Quinic acid is not typically defined in a medical context, but rather it is an organic compound that is widely found in nature. It's a type of chemical called a hydroxyacid, and it's particularly abundant in plants. Quinic acid is a white crystalline solid at room temperature and has a slightly sweet taste.
In the medical field, quinic acid may be mentioned in relation to certain medical conditions or treatments. For example, quinic acid is one of the compounds found in large quantities in tea, coffee, and some fruits, and it has been studied for its potential antioxidant properties. Additionally, quinic acid is a metabolic intermediate in the synthesis of various substances in the body, including certain amino acids and neurotransmitters.
However, it's important to note that quinic acid itself is not typically used as a medication or treatment for any medical conditions.

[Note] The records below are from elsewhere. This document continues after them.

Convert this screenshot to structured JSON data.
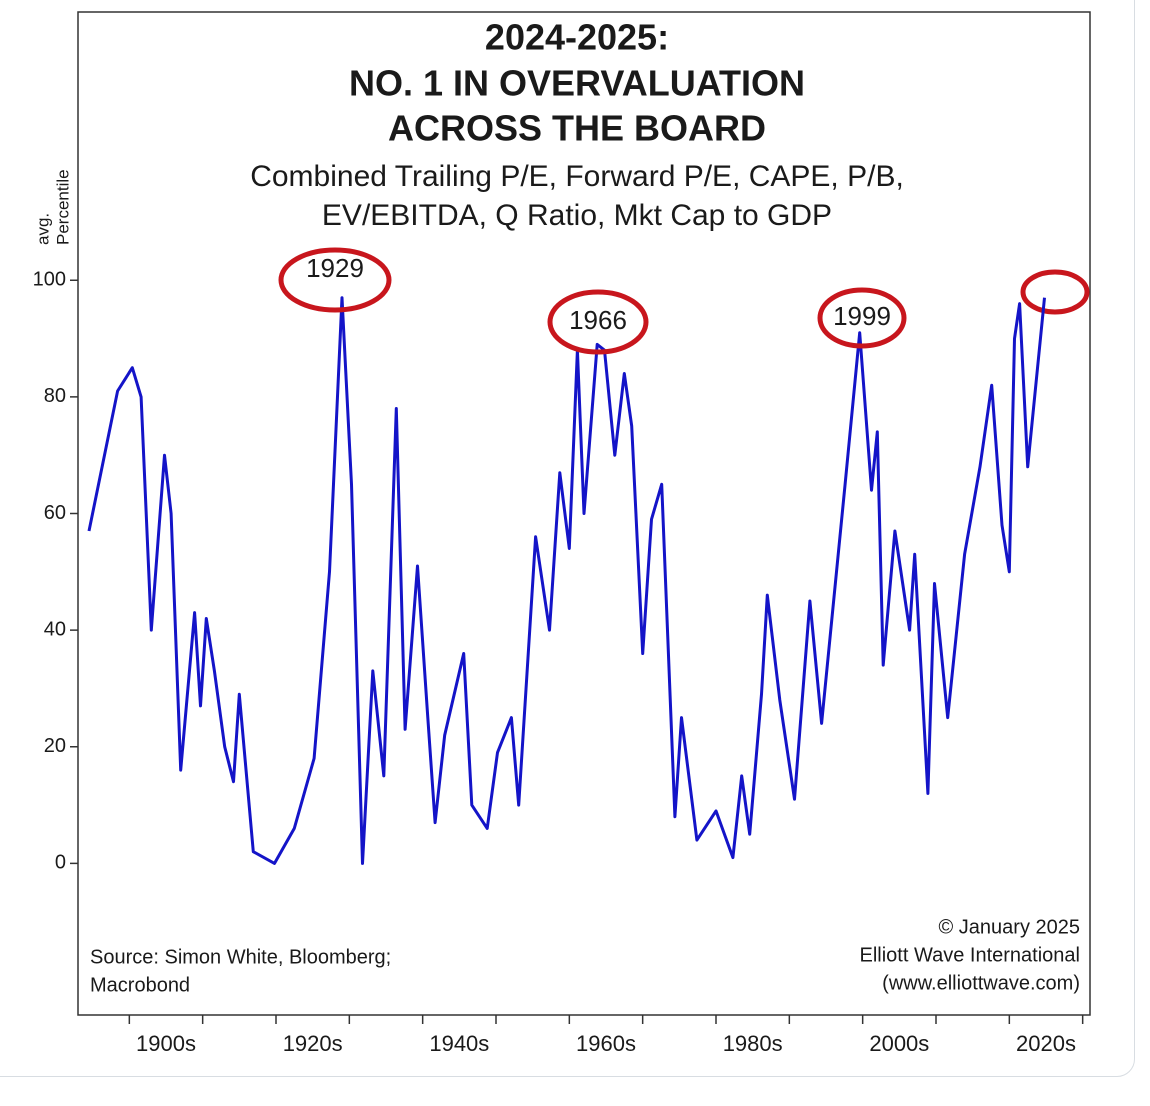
{
  "chart_data": {
    "type": "line",
    "title": [
      "2024-2025:",
      "NO. 1 IN OVERVALUATION",
      "ACROSS THE BOARD"
    ],
    "subtitle": [
      "Combined Trailing P/E, Forward P/E, CAPE, P/B,",
      "EV/EBITDA, Q Ratio, Mkt Cap to GDP"
    ],
    "y_label": [
      "avg.",
      "Percentile"
    ],
    "source": [
      "Source: Simon White, Bloomberg;",
      "Macrobond"
    ],
    "credit": [
      "© January 2025",
      "Elliott Wave International",
      "(www.elliottwave.com)"
    ],
    "annotations": [
      {
        "text": "1929"
      },
      {
        "text": "1966"
      },
      {
        "text": "1999"
      }
    ],
    "xlim": [
      1893,
      2031
    ],
    "ylim": [
      -26,
      146
    ],
    "yticks": [
      0,
      20,
      40,
      60,
      80,
      100
    ],
    "xticks": [
      {
        "value": 1905,
        "label": "1900s"
      },
      {
        "value": 1925,
        "label": "1920s"
      },
      {
        "value": 1945,
        "label": "1940s"
      },
      {
        "value": 1965,
        "label": "1960s"
      },
      {
        "value": 1985,
        "label": "1980s"
      },
      {
        "value": 2005,
        "label": "2000s"
      },
      {
        "value": 2025,
        "label": "2020s"
      }
    ],
    "xminorticks": [
      1900,
      1910,
      1920,
      1930,
      1940,
      1950,
      1960,
      1970,
      1980,
      1990,
      2000,
      2010,
      2020,
      2030
    ],
    "series": [
      {
        "color": "#1414c8",
        "x": [
          1894.5,
          1898.4,
          1900.4,
          1901.6,
          1903.0,
          1904.8,
          1905.7,
          1907.0,
          1908.9,
          1909.7,
          1910.5,
          1911.6,
          1913.0,
          1914.2,
          1915.0,
          1916.9,
          1919.8,
          1922.5,
          1925.2,
          1927.3,
          1929.0,
          1930.3,
          1931.8,
          1933.2,
          1934.7,
          1936.4,
          1937.6,
          1939.3,
          1940.7,
          1941.7,
          1943.0,
          1945.6,
          1946.7,
          1948.8,
          1950.2,
          1952.1,
          1953.1,
          1955.4,
          1957.3,
          1958.7,
          1960.0,
          1961.1,
          1962.0,
          1963.8,
          1964.8,
          1966.2,
          1967.5,
          1968.5,
          1970.0,
          1971.2,
          1972.6,
          1974.4,
          1975.3,
          1977.4,
          1980.0,
          1982.3,
          1983.5,
          1984.6,
          1986.2,
          1987.0,
          1988.7,
          1990.7,
          1992.8,
          1994.4,
          1997.6,
          1999.6,
          2001.2,
          2002.0,
          2002.8,
          2004.4,
          2006.4,
          2007.1,
          2008.9,
          2009.8,
          2011.6,
          2013.9,
          2016.0,
          2017.6,
          2019.0,
          2020.0,
          2020.7,
          2021.4,
          2022.5,
          2024.8
        ],
        "values": [
          57,
          81,
          85,
          80,
          40,
          70,
          60,
          16,
          43,
          27,
          42,
          33,
          20,
          14,
          29,
          2,
          0,
          6,
          18,
          50,
          97,
          65,
          0,
          33,
          15,
          78,
          23,
          51,
          25,
          7,
          22,
          36,
          10,
          6,
          19,
          25,
          10,
          56,
          40,
          67,
          54,
          88,
          60,
          89,
          88,
          70,
          84,
          75,
          36,
          59,
          65,
          8,
          25,
          4,
          9,
          1,
          15,
          5,
          29,
          46,
          28,
          11,
          45,
          24,
          65,
          91,
          64,
          74,
          34,
          57,
          40,
          53,
          12,
          48,
          25,
          53,
          68,
          82,
          58,
          50,
          90,
          96,
          68,
          97
        ]
      }
    ]
  }
}
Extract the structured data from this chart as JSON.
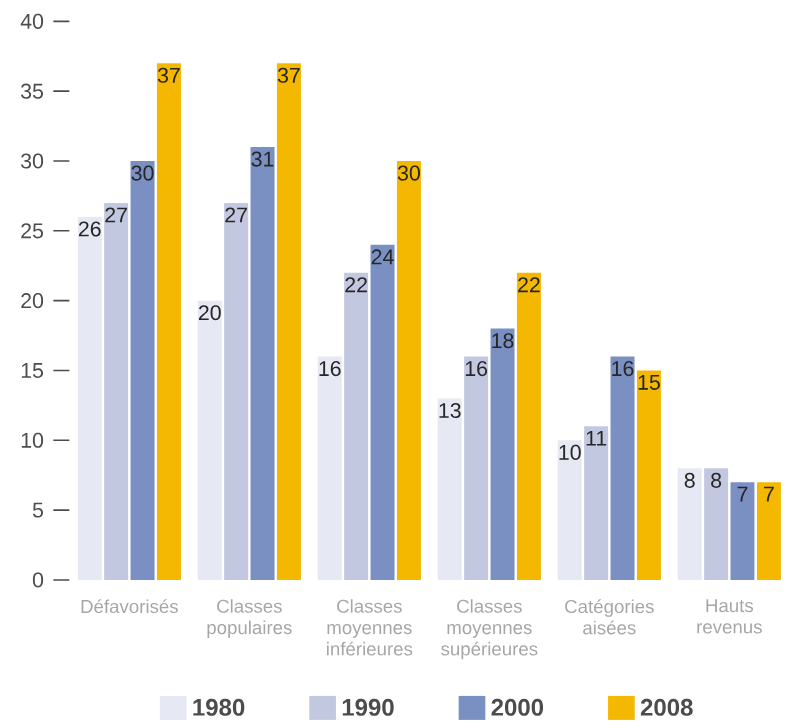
{
  "chart_data": {
    "type": "bar",
    "categories": [
      "Défavorisés",
      "Classes populaires",
      "Classes moyennes inférieures",
      "Classes moyennes supérieures",
      "Catégories aisées",
      "Hauts revenus"
    ],
    "series": [
      {
        "name": "1980",
        "color": "#e6e8f3",
        "values": [
          26,
          20,
          16,
          13,
          10,
          8
        ]
      },
      {
        "name": "1990",
        "color": "#c2c8e0",
        "values": [
          27,
          27,
          22,
          16,
          11,
          8
        ]
      },
      {
        "name": "2000",
        "color": "#7a8fc2",
        "values": [
          30,
          31,
          24,
          18,
          16,
          7
        ]
      },
      {
        "name": "2008",
        "color": "#f5b800",
        "values": [
          37,
          37,
          30,
          22,
          15,
          7
        ]
      }
    ],
    "ylim": [
      0,
      40
    ],
    "yticks": [
      0,
      5,
      10,
      15,
      20,
      25,
      30,
      35,
      40
    ],
    "data_labels": true,
    "legend": "bottom",
    "grid": false
  }
}
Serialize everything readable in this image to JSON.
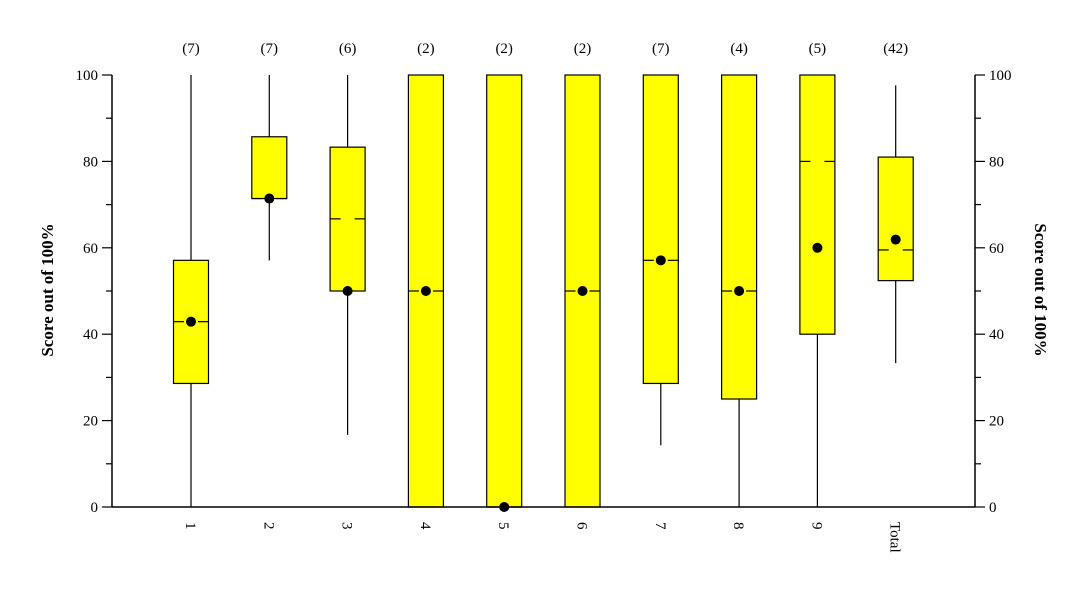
{
  "chart_data": {
    "type": "boxplot",
    "title": "",
    "xlabel": "",
    "ylabel": "Score out of 100%",
    "ylabel_right": "Score out of 100%",
    "ylim": [
      0,
      100
    ],
    "yticks": [
      0,
      20,
      40,
      60,
      80,
      100
    ],
    "grid": false,
    "box_color": "#ffff00",
    "categories": [
      "1",
      "2",
      "3",
      "4",
      "5",
      "6",
      "7",
      "8",
      "9",
      "Total"
    ],
    "counts": [
      "(7)",
      "(7)",
      "(6)",
      "(2)",
      "(2)",
      "(2)",
      "(7)",
      "(4)",
      "(5)",
      "(42)"
    ],
    "boxes": [
      {
        "category": "1",
        "min": 0,
        "q1": 28.6,
        "median": 42.9,
        "q3": 57.1,
        "max": 100,
        "mean": 42.9
      },
      {
        "category": "2",
        "min": 57.1,
        "q1": 71.4,
        "median": 71.4,
        "q3": 85.7,
        "max": 100,
        "mean": 71.4
      },
      {
        "category": "3",
        "min": 16.7,
        "q1": 50,
        "median": 66.7,
        "q3": 83.3,
        "max": 100,
        "mean": 50
      },
      {
        "category": "4",
        "min": 0,
        "q1": 0,
        "median": 50,
        "q3": 100,
        "max": 100,
        "mean": 50
      },
      {
        "category": "5",
        "min": 0,
        "q1": 0,
        "median": 0,
        "q3": 100,
        "max": 100,
        "mean": 0
      },
      {
        "category": "6",
        "min": 0,
        "q1": 0,
        "median": 50,
        "q3": 100,
        "max": 100,
        "mean": 50
      },
      {
        "category": "7",
        "min": 14.3,
        "q1": 28.6,
        "median": 57.1,
        "q3": 100,
        "max": 100,
        "mean": 57.1
      },
      {
        "category": "8",
        "min": 0,
        "q1": 25,
        "median": 50,
        "q3": 100,
        "max": 100,
        "mean": 50
      },
      {
        "category": "9",
        "min": 0,
        "q1": 40,
        "median": 80,
        "q3": 100,
        "max": 100,
        "mean": 60
      },
      {
        "category": "Total",
        "min": 33.3,
        "q1": 52.4,
        "median": 59.5,
        "q3": 81,
        "max": 97.6,
        "mean": 61.9
      }
    ]
  }
}
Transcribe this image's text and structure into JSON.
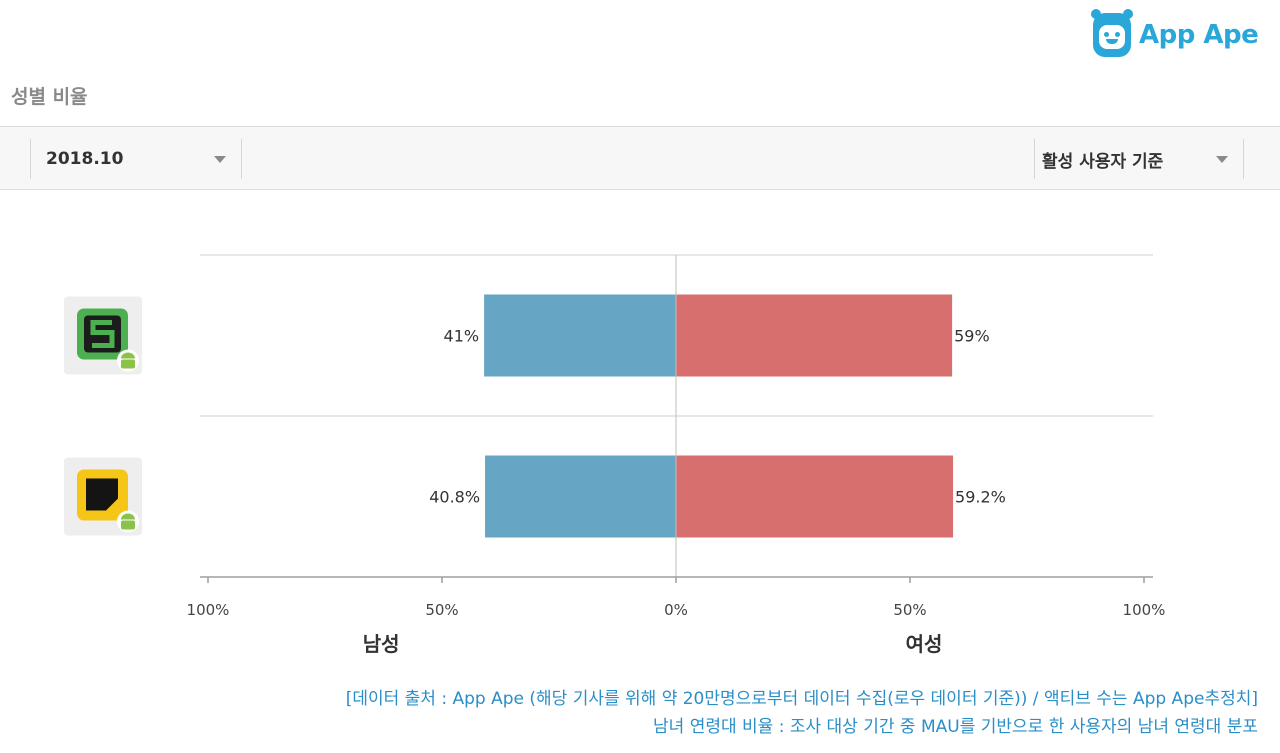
{
  "brand": {
    "name": "App Ape",
    "color": "#29a7d8"
  },
  "section_title": "성별 비율",
  "filters": {
    "date": {
      "value": "2018.10"
    },
    "basis": {
      "value": "활성 사용자 기준"
    }
  },
  "chart_data": {
    "type": "bar",
    "orientation": "horizontal-diverging",
    "categories": [
      "app-1",
      "app-2"
    ],
    "category_icons": [
      {
        "name": "s-app-icon",
        "bg": "#4caf50",
        "platform": "android"
      },
      {
        "name": "yellow-app-icon",
        "bg": "#f5c518",
        "platform": "android"
      }
    ],
    "series": [
      {
        "name": "남성",
        "values": [
          41,
          40.8
        ],
        "labels": [
          "41%",
          "40.8%"
        ],
        "color": "#66a6c4",
        "direction": "left"
      },
      {
        "name": "여성",
        "values": [
          59,
          59.2
        ],
        "labels": [
          "59%",
          "59.2%"
        ],
        "color": "#d66f6e",
        "direction": "right"
      }
    ],
    "xlim": [
      -100,
      100
    ],
    "ticks": [
      -100,
      -50,
      0,
      50,
      100
    ],
    "tick_labels": [
      "100%",
      "50%",
      "0%",
      "50%",
      "100%"
    ],
    "xlabel_left": "남성",
    "xlabel_right": "여성"
  },
  "footnotes": [
    "[데이터 출처 : App Ape (해당 기사를 위해 약 20만명으로부터 데이터 수집(로우 데이터 기준)) / 액티브 수는 App Ape추정치]",
    "남녀 연령대 비율 : 조사 대상 기간 중 MAU를 기반으로 한 사용자의 남녀 연령대 분포"
  ]
}
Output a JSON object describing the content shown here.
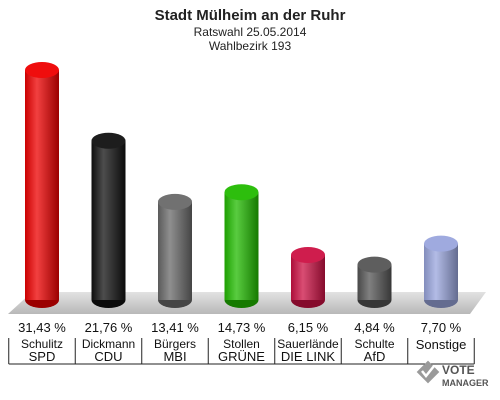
{
  "header": {
    "title": "Stadt Mülheim an der Ruhr",
    "subtitle": "Ratswahl 25.05.2014",
    "subtitle2": "Wahlbezirk 193"
  },
  "logo": {
    "line1": "VOTE",
    "line2": "MANAGER"
  },
  "chart_data": {
    "type": "bar",
    "title": "Stadt Mülheim an der Ruhr",
    "subtitle": "Ratswahl 25.05.2014 · Wahlbezirk 193",
    "categories": [
      "SPD",
      "CDU",
      "MBI",
      "GRÜNE",
      "DIE LINK",
      "AfD",
      "Sonstige"
    ],
    "candidates": [
      "Schulitz",
      "Dickmann",
      "Bürgers",
      "Stollen",
      "Sauerlände",
      "Schulte",
      ""
    ],
    "values": [
      31.43,
      21.76,
      13.41,
      14.73,
      6.15,
      4.84,
      7.7
    ],
    "value_labels": [
      "31,43 %",
      "21,76 %",
      "13,41 %",
      "14,73 %",
      "6,15 %",
      "4,84 %",
      "7,70 %"
    ],
    "colors": [
      "#ee0000",
      "#111111",
      "#6a6a6a",
      "#22bb00",
      "#cc1144",
      "#555555",
      "#9aa6dd"
    ],
    "unit": "%",
    "grid": false,
    "legend": "none"
  }
}
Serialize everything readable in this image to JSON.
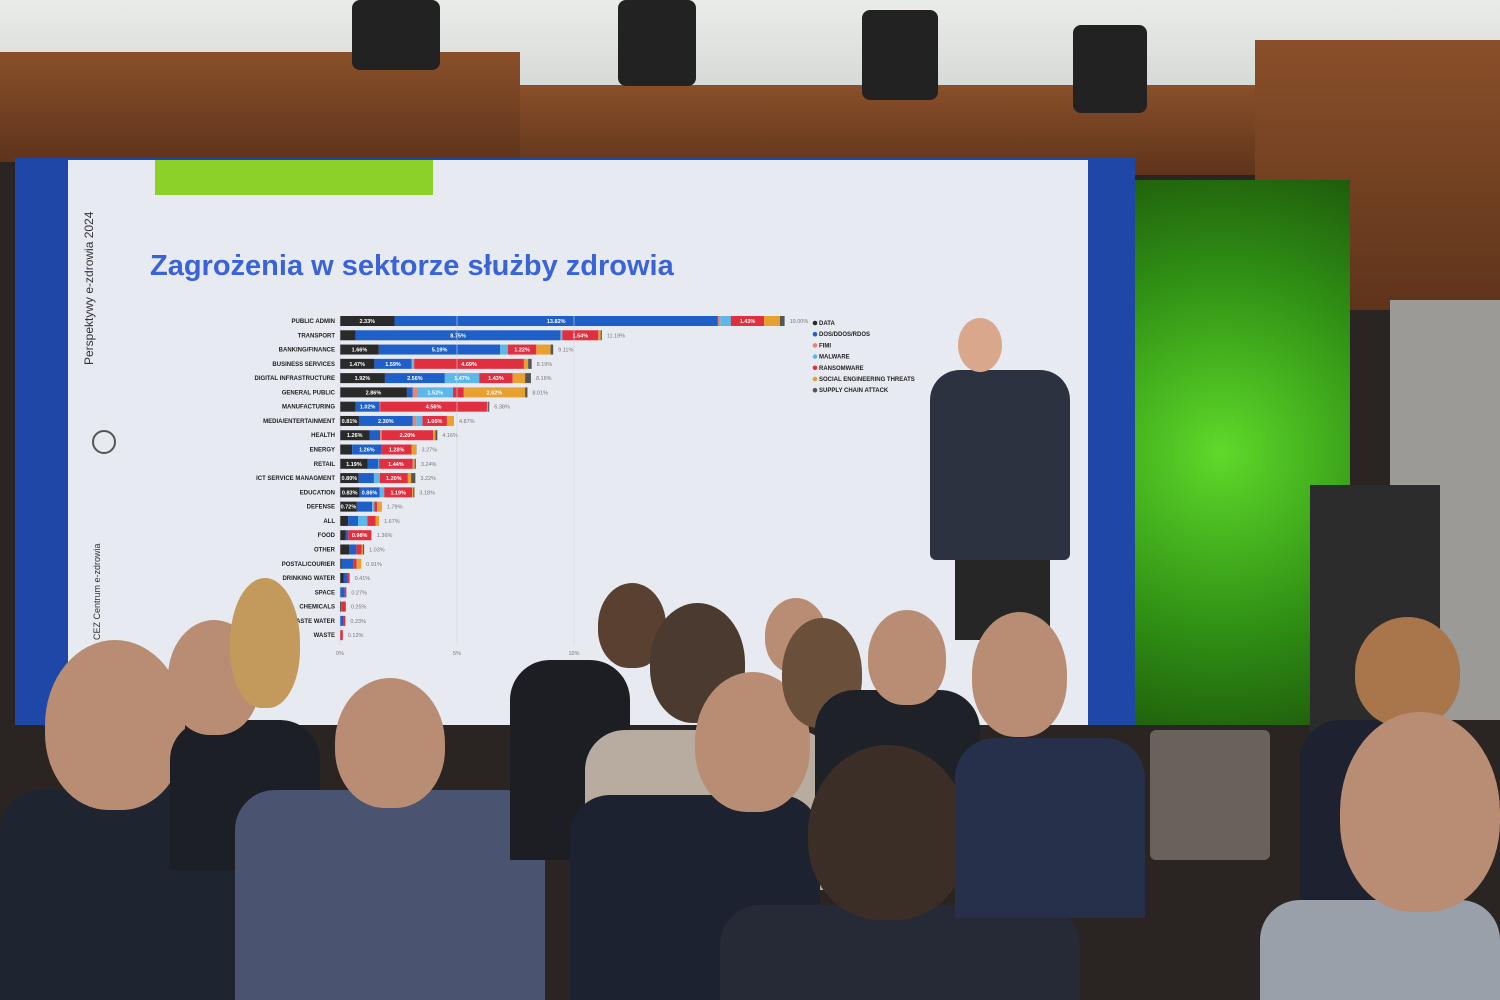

'Escherichia coli' (E. coli) is a type of gram-negative, facultatively anaerobic, rod-shaped bacterium that commonly inhabits the intestinal tract of humans and warm-blooded animals. It is a member of the family Enterobacteriaceae and one of the most well-studied prokaryotic model organisms in molecular biology.
While most E. coli strains are harmless and even beneficial to their hosts, some serotypes can cause various forms of gastrointestinal and extraintestinal illnesses in humans and animals. These pathogenic strains possess virulence factors that enable them to colonize and damage host tissues, leading to diseases such as diarrhea, urinary tract infections, pneumonia, and sepsis.
E. coli is a versatile organism with remarkable genetic diversity, which allows it to adapt to various environmental niches. It can be found in water, soil, food, and various man-made environments, making it an essential indicator of fecal contamination and a common cause of foodborne illnesses. The study of E. coli has contributed significantly to our understanding of fundamental biological processes, including DNA replication, gene regulation, and protein synthesis.